Whether it was the beer goggles or the sugar in the jar that kept me saying I could play along with these women this way, that's how it's been. Back in my old place, there were stars carved into the headboard of my bed. One for every beautiful woman that stayed the night. I don't kiss and tell, but I will say that my running record does not dispute what my repetoire would imply.

Yet they still came and went. No one asked me if they could stay. No one begged me to let them in. They understood all too well. Or maybe they knew, knew of my taint and my tendencies, and could not handle what all that entailed. It seemed as if I was destined to be alone.

Then one day, heading home from a bar, just like this, I saw some nutcase with a pretty face takin' a mudbath in the middle of the road. This one looked up at me with eyes the color of spring's first blossoming blades of grass, but with a bitter intensity that begged me for release. It didn't want to stay. But being the lonely asshole that I am, well, picked this beaut up like a troublesome kitten, and took it to my bed, like always. And when he awoke and sunned me with that silly fake smile, how could I not want him?

Yes, him.

There was no two ways about it, the first and only man ever in my bed would also be the first and last thing that I'd ever want. Yet if he knew, would he not flee too?

The guy's as straight as a needle...a lil off judging by the fact that his sister was his lover, but I guess I'm no better lusting after a man that I found lying in the street on my way home one night. Yet I can still imagine that silly smile in place as he tells me that it's nothing personal, but the blood on his hands is too fresh to touch anything pure anymore.

Damnit Hakkai...let the blood wash away already...or at the least, bathe in it with me. You once told me that the crimson of my hair reminded you of all the blood that you had spilled. Then damnit, run your fingers through my hair and admonish youself, but drown in me...drown with me.

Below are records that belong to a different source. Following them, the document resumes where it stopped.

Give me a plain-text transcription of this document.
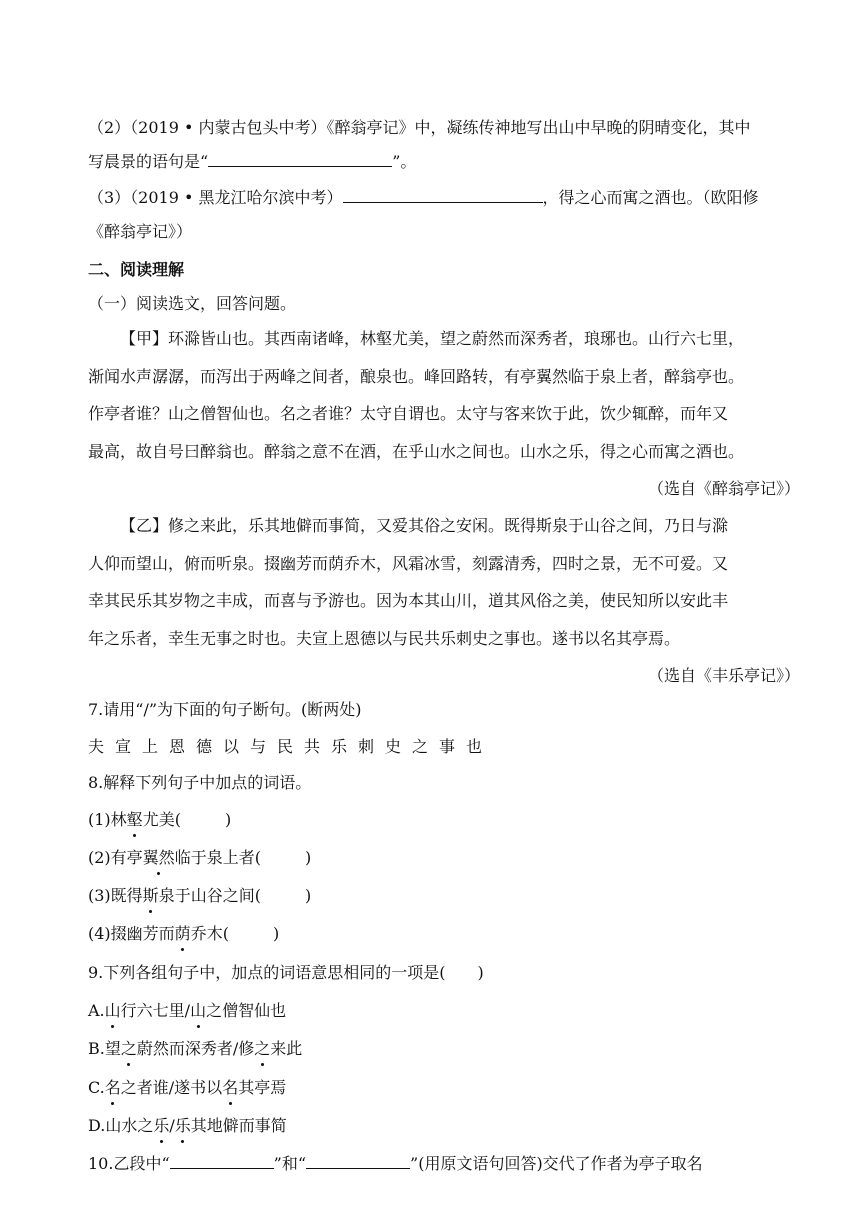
（2）（2019 • 内蒙古包头中考）《醉翁亭记》中，凝练传神地写出山中早晚的阴晴变化，其中
写晨景的语句是“	”。
（3）（2019 • 黑龙江哈尔滨中考）	，得之心而寓之酒也。（欧阳修
《醉翁亭记》）
二、阅读理解
（一）阅读选文，回答问题。
【甲】环滁皆山也。其西南诸峰，林壑尤美，望之蔚然而深秀者，琅琊也。山行六七里，
渐闻水声潺潺，而泻出于两峰之间者，酿泉也。峰回路转，有亭翼然临于泉上者，醉翁亭也。
作亭者谁？山之僧智仙也。名之者谁？太守自谓也。太守与客来饮于此，饮少辄醉，而年又
最高，故自号曰醉翁也。醉翁之意不在酒，在乎山水之间也。山水之乐，得之心而寓之酒也。
（选自《醉翁亭记》）
【乙】修之来此，乐其地僻而事简，又爱其俗之安闲。既得斯泉于山谷之间，乃日与滁
人仰而望山，俯而听泉。掇幽芳而荫乔木，风霜冰雪，刻露清秀，四时之景，无不可爱。又
幸其民乐其岁物之丰成，而喜与予游也。因为本其山川，道其风俗之美，使民知所以安此丰
年之乐者，幸生无事之时也。夫宣上恩德以与民共乐刺史之事也。遂书以名其亭焉。
（选自《丰乐亭记》）
7.请用“/”为下面的句子断句。(断两处)
夫宣上恩德以与民共乐刺史之事也
8.解释下列句子中加点的词语。
(1)林壑尤美(	)
(2)有亭翼然临于泉上者(	)
(3)既得斯泉于山谷之间(	)
(4)掇幽芳而荫乔木(	)
9.下列各组句子中，加点的词语意思相同的一项是(　　)
A.山行六七里/山之僧智仙也
B.望之蔚然而深秀者/修之来此
C.名之者谁/遂书以名其亭焉
D.山水之乐/乐其地僻而事简
10.乙段中“	”和“	”(用原文语句回答)交代了作者为亭子取名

I can see you, even though I'm not there, staring out the window clutching at that old scar on your belly, looking like the God of Doom and Gloom himself. And I want to hold you, and tell you everything will be alright, and the rain can wash away as well as absolve. That the rain can fall like blood but runs clear as holy water.

Would you run then? Would you run? Be another beautiful thing that I managed to break?

I heard Sanzo once tell you that you didn't need to stay if you didn't want to...so would you flee if you knew my deepest and darkest secret?

Cho Gonou...Cho Hakkai...from the moment I was born, to the moment I too must face judgement, I love you. You're the last beautiful thing left in this wintery heart of mine, so please, stay. Don't let the rain drown you out...don't let the blood carry you away. Be mine. Be my beautiful little lie.